Open jpodwys opened 7 years ago

jpodwys commented 7 years ago

Description

Currently, calling paper-listbox.select(n); causes the referenced list item to receive focus. This is problematic when users are typing with IME because stealing focus from the input that triggers the OS-level IME popup causes that popup to disappear.

More Info

I have a date/location picker typeahead. When the user types into the input, I open a paper-listbox instance and programmatically select the first item for them. Because doing so steals focus, I then immediately replace focus to the input.

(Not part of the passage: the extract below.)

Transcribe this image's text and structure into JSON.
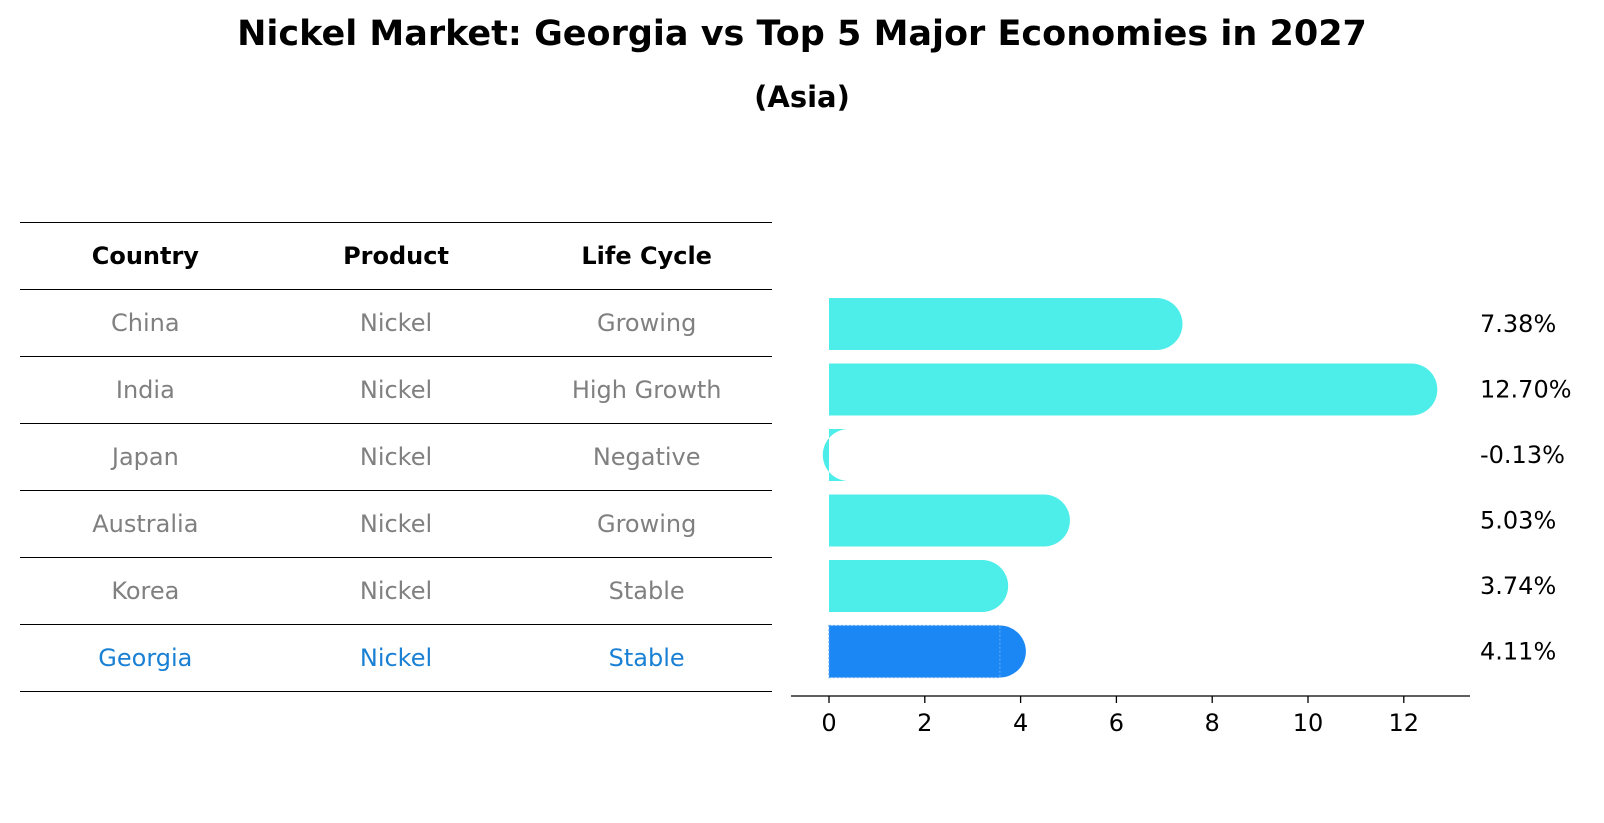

However, blurring the input causes IME tools to disappear.

Expected outcome

I would like to have an opt-in way to prevent focus of the selected list item, perhaps via a property named preventFocusOnItemChanged or something similar. I'd like for the desired item to be highlighted, but not focused. I've put together #97 (which has a diff of only 9 lines added) to accomplish this.

Live Demo

demo

Steps to reproduce

  1. Drop this element onto a page
  2. Wire it up to set its options property when a user types (preferably with a slight delay simulating a network call)
  3. Enable IME for Chinese
  4. Type "1990n" into the input in such a way that this line of code executes after typing the "n"
  5. Notice that iron-menu-behavior blurs the input causing the IME menu to disappear as seen in the gif above

Browsers Affected

jpodwys commented 6 years ago

Let's celebrate the one month anniversary of this issue/pr combo by merging my PR! What do ya say?

@bicknellr @notwaldorf @cdata @rictic

bicknellr commented 6 years ago

Hi @jpodwys, have you considered listening for the down key and setting the selected item to the first when the user pushes that? I think that's the typical way to handle this scenario if this is a generic input field with suggested options. I think you can also set .selected directly to avoid the focusing behavior.